Exclusivity – or lock-out – agreements are sometimes entered into between parties in commercial property transactions, usually where the buyer wants to stop the seller from dealing with anyone else for a fixed period.
The buyer might want time, for example, to conclude its survey and detailed site investigations and arrange funding without fear of the seller selling the property to someone else in the meantime.
This can be an important consideration in England & Wales because, unlike in other jurisdictions, there is no obligation on the seller to sell to the buyer when it has accepted its offer unless and until formal written contracts have been exchanged, which won’t usually happen until the buyer has concluded its due diligence.
A lock-out agreement will buy a bit of breathing space.
There’s a difference, however, between lock-out agreements and lock-in agreements.
Lock-in agreements, where parties expressly agree to negotiate with each other, are unenforceable because they are "agreements to agree", and so lack certainty.
Lock-out agreements on the other hand can be binding contracts, although they are negative in nature in that they bind the seller not to negotiate with someone else, rather than compelling the seller to do a deal with a particular buyer.

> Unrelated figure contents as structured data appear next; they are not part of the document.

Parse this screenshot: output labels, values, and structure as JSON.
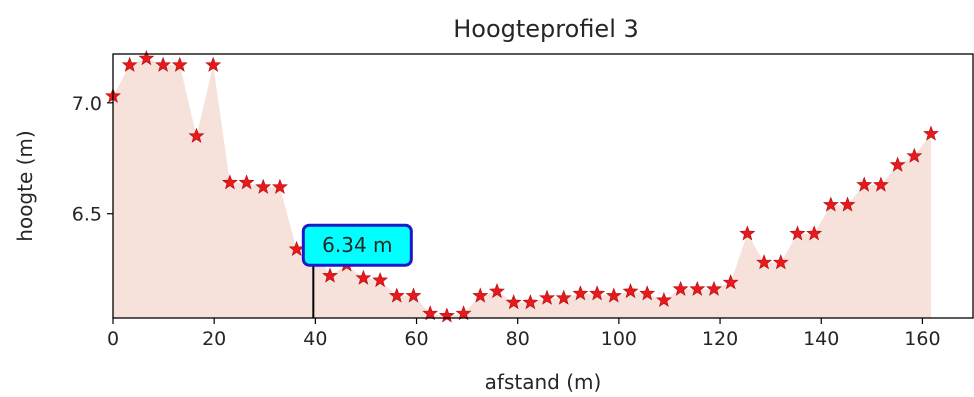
{
  "chart_data": {
    "type": "area",
    "title": "Hoogteprofiel 3",
    "xlabel": "afstand (m)",
    "ylabel": "hoogte (m)",
    "xlim": [
      0,
      170
    ],
    "ylim": [
      6.03,
      7.22
    ],
    "x_ticks": [
      0,
      20,
      40,
      60,
      80,
      100,
      120,
      140,
      160
    ],
    "y_ticks": [
      6.5,
      7.0
    ],
    "y_tick_labels": [
      "6.5",
      "7.0"
    ],
    "grid": false,
    "colors": {
      "fill": "#f6e1db",
      "marker": "#e8191c",
      "annotation_box": "#00ffff",
      "annotation_border": "#1a1acc",
      "annotation_line": "#000000"
    },
    "marker": "star",
    "points": [
      {
        "x": 0,
        "y": 7.03
      },
      {
        "x": 3.3,
        "y": 7.17
      },
      {
        "x": 6.6,
        "y": 7.2
      },
      {
        "x": 9.9,
        "y": 7.17
      },
      {
        "x": 13.2,
        "y": 7.17
      },
      {
        "x": 16.5,
        "y": 6.85
      },
      {
        "x": 19.8,
        "y": 7.17
      },
      {
        "x": 23.1,
        "y": 6.64
      },
      {
        "x": 26.4,
        "y": 6.64
      },
      {
        "x": 29.7,
        "y": 6.62
      },
      {
        "x": 33.0,
        "y": 6.62
      },
      {
        "x": 36.3,
        "y": 6.34
      },
      {
        "x": 39.6,
        "y": 6.34
      },
      {
        "x": 42.9,
        "y": 6.22
      },
      {
        "x": 46.2,
        "y": 6.27
      },
      {
        "x": 49.5,
        "y": 6.21
      },
      {
        "x": 52.8,
        "y": 6.2
      },
      {
        "x": 56.1,
        "y": 6.13
      },
      {
        "x": 59.4,
        "y": 6.13
      },
      {
        "x": 62.7,
        "y": 6.05
      },
      {
        "x": 66.0,
        "y": 6.04
      },
      {
        "x": 69.3,
        "y": 6.05
      },
      {
        "x": 72.6,
        "y": 6.13
      },
      {
        "x": 75.9,
        "y": 6.15
      },
      {
        "x": 79.2,
        "y": 6.1
      },
      {
        "x": 82.5,
        "y": 6.1
      },
      {
        "x": 85.8,
        "y": 6.12
      },
      {
        "x": 89.1,
        "y": 6.12
      },
      {
        "x": 92.4,
        "y": 6.14
      },
      {
        "x": 95.7,
        "y": 6.14
      },
      {
        "x": 99.0,
        "y": 6.13
      },
      {
        "x": 102.3,
        "y": 6.15
      },
      {
        "x": 105.6,
        "y": 6.14
      },
      {
        "x": 108.9,
        "y": 6.11
      },
      {
        "x": 112.2,
        "y": 6.16
      },
      {
        "x": 115.5,
        "y": 6.16
      },
      {
        "x": 118.8,
        "y": 6.16
      },
      {
        "x": 122.1,
        "y": 6.19
      },
      {
        "x": 125.4,
        "y": 6.41
      },
      {
        "x": 128.7,
        "y": 6.28
      },
      {
        "x": 132.0,
        "y": 6.28
      },
      {
        "x": 135.3,
        "y": 6.41
      },
      {
        "x": 138.6,
        "y": 6.41
      },
      {
        "x": 141.9,
        "y": 6.54
      },
      {
        "x": 145.2,
        "y": 6.54
      },
      {
        "x": 148.5,
        "y": 6.63
      },
      {
        "x": 151.8,
        "y": 6.63
      },
      {
        "x": 155.1,
        "y": 6.72
      },
      {
        "x": 158.4,
        "y": 6.76
      },
      {
        "x": 161.7,
        "y": 6.86
      }
    ],
    "annotation": {
      "label": "6.34 m",
      "x": 39.6,
      "y": 6.34
    }
  }
}
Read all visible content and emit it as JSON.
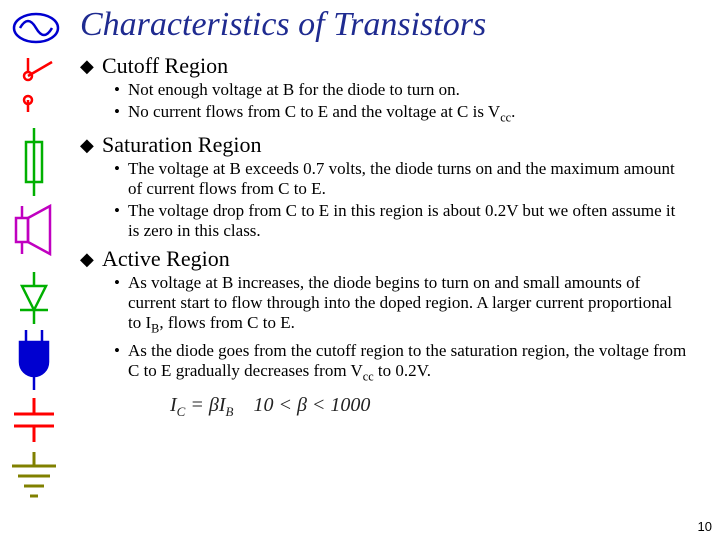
{
  "title": "Characteristics of Transistors",
  "sections": [
    {
      "heading": "Cutoff Region",
      "items": [
        "Not enough voltage at B for the diode to turn on.",
        "No current flows from C to E and the voltage at C is V<sub>cc</sub>."
      ]
    },
    {
      "heading": "Saturation Region",
      "items": [
        "The voltage at B exceeds 0.7 volts, the diode turns on and the maximum amount of current flows from C to E.",
        "The voltage drop from C to E in this region is about 0.2V but we often assume it is zero in this class."
      ]
    },
    {
      "heading": "Active Region",
      "items": [
        "As voltage at B increases, the diode begins to turn on and small amounts of current start to flow through into the doped region.  A larger current proportional to I<sub>B</sub>, flows from C to E.",
        "As the diode goes from the cutoff region to the saturation region, the voltage from C to E gradually decreases from V<sub>cc</sub> to 0.2V."
      ]
    }
  ],
  "formula_html": "I<span class='sub'>C</span> = <span class='beta'>&beta;</span>I<span class='sub'>B</span>&nbsp;&nbsp;&nbsp;&nbsp;10 &lt; <span class='beta'>&beta;</span> &lt; 1000",
  "page_number": "10",
  "icon_colors": {
    "sine": "#0000d0",
    "switch": "#ff0000",
    "fuse": "#00b000",
    "speaker": "#c000c0",
    "diode": "#00b000",
    "bell": "#0000d0",
    "capacitor": "#ff0000",
    "ground": "#808000"
  }
}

To be enforceable, a lock-out agreement must be for a fixed period, or it will be void for uncertainty. So, for example, it won’t work if it says it’s to last for a “reasonable period”.
If contracts have not been exchanged by the end of the fixed period, then the seller is free to deal with someone else if it wants to.

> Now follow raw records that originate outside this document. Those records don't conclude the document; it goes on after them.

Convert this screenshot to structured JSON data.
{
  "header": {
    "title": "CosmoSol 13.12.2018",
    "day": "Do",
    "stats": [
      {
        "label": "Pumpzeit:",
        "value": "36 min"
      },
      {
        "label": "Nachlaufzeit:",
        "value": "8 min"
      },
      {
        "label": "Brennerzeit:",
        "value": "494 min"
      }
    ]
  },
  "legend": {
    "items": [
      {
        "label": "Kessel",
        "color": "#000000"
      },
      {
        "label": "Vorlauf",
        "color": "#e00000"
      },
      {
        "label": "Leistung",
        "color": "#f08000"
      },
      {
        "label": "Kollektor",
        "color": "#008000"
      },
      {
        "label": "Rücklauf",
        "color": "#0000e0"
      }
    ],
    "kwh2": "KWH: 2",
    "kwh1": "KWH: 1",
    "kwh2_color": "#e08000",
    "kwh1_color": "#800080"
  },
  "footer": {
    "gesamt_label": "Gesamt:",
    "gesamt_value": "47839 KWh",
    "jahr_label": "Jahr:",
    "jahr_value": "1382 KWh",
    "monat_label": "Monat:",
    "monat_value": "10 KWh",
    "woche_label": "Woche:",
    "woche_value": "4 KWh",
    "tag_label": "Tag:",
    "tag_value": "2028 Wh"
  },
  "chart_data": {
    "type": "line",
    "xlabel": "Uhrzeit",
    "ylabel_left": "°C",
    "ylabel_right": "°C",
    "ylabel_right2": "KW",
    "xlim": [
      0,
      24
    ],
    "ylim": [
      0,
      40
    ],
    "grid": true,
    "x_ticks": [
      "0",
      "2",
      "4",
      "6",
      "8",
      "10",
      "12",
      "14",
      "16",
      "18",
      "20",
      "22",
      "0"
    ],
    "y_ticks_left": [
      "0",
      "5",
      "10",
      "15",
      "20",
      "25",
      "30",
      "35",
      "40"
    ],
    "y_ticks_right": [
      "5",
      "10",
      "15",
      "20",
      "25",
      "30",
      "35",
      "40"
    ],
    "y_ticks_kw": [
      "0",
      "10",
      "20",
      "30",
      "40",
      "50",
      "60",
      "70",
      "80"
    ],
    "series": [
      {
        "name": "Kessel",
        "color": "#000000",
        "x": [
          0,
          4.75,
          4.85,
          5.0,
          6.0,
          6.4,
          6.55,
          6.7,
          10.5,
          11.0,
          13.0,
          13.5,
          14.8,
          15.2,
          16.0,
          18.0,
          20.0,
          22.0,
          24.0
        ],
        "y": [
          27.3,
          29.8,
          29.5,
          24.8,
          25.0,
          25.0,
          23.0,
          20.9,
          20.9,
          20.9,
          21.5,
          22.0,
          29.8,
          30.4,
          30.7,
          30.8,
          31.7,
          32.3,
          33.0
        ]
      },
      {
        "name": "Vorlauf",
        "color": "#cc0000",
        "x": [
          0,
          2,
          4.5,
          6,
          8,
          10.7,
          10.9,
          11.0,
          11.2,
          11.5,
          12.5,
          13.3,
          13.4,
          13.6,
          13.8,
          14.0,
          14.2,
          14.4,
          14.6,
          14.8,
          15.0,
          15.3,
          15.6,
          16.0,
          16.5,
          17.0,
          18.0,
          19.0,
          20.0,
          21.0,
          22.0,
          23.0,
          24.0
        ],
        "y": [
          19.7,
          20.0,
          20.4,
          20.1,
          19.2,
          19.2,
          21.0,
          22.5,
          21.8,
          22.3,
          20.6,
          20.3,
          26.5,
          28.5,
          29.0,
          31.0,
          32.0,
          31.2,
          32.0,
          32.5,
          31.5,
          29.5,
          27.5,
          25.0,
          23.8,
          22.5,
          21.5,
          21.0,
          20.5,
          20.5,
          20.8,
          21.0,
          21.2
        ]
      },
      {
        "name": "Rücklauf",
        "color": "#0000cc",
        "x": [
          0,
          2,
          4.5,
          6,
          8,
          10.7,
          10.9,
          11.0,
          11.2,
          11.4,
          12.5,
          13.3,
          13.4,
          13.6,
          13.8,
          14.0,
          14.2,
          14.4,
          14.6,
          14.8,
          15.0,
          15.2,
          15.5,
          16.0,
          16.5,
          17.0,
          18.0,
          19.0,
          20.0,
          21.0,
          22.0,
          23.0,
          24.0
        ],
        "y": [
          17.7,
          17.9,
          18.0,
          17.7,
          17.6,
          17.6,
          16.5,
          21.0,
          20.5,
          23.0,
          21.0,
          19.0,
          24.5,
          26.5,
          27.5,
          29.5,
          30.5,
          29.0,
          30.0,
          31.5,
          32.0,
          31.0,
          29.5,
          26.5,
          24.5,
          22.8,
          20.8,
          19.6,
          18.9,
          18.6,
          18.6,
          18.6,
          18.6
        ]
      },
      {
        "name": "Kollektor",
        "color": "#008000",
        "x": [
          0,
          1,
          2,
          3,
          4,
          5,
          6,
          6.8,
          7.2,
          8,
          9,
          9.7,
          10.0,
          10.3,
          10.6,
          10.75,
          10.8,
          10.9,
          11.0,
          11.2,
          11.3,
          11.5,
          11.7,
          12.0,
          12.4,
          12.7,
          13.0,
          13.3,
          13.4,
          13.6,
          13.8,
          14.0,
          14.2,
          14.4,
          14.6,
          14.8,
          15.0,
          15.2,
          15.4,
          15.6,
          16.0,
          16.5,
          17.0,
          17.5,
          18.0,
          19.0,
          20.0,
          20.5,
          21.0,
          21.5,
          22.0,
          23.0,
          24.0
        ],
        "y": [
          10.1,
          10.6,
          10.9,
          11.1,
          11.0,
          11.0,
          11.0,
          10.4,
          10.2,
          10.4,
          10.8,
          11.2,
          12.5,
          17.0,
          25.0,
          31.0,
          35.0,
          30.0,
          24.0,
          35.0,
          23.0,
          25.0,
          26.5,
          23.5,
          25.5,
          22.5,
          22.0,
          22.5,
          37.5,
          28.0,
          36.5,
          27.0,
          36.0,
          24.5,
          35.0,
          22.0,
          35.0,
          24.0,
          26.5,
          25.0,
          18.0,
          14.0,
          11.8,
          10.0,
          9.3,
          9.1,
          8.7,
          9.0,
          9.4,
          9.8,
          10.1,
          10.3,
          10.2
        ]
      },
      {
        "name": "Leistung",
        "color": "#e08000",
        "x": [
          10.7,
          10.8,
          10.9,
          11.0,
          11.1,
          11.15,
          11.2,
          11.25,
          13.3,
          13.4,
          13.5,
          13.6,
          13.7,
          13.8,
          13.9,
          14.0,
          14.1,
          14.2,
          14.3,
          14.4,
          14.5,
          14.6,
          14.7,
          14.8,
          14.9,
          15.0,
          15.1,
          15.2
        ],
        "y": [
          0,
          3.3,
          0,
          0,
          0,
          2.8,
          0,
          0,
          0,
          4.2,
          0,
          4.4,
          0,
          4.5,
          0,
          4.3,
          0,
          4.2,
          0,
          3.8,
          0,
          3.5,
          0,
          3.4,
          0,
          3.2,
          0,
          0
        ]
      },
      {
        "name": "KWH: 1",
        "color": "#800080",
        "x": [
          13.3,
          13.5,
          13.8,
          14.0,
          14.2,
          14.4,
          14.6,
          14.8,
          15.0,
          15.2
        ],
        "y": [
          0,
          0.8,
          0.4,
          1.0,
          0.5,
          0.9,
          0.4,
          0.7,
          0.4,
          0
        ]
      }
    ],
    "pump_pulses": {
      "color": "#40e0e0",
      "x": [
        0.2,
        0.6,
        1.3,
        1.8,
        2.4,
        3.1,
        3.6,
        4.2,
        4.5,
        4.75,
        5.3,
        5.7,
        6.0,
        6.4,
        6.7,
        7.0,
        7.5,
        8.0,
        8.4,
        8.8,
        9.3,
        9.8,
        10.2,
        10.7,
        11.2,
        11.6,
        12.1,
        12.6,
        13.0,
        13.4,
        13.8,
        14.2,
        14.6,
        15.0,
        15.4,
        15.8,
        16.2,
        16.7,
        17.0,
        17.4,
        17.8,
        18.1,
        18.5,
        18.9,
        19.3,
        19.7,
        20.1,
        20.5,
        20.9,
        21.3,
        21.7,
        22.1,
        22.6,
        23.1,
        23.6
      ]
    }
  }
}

If you want a lock-out agreement, you will normally need to make it a condition of your offer. The lock-out agreement can then be drawn up quickly after your offer has been accepted “subject to contract”.
Technically a lock-out agreement doesn’t have to be in writing, as it’s not a contract for the sale of land, but obviously it should be in writing in order to avoid disputes.
How effective is a lock out agreement if the seller ignores it?
The short answer is, probably not as effective as the buyer would like it to be.
The buyer is very unlikely to get an injunction stopping the seller from selling the property to someone else during the exclusivity period.
The buyer’s remedies are more likely to be limited to recovering its wasted costs, such as legal and surveying fees – which at least is better than nothing, which is what the buyer is likely to get in this situation without a lock-out agreement.
It may mean, however, that if the seller gets a much better offer from someone else during the exclusivity period, it might decide to breach the lock-out agreement, proceed with the better offer and pay the limited damages arising out of the breach.
If you try and get round this by specifying punitive damages in the lock-out agreement, you run the risk they will be deemed an unenforceable “penalty”.
Are lock-out agreements still being used in such a difficult market?
Yes. One of the odd things about the current market is that it is fragmented. Some areas might still be competitive “micro markets” and there are still some cash-rich buyers competing for particular, maybe unusual, properties.
Alternatively, you might be a buyer surprised by having your very low offer accepted which you worry might be withdrawn if a better offer materialises before you have concluded the deal.
In these situations lock-out agreements can be useful, but beware their limitations.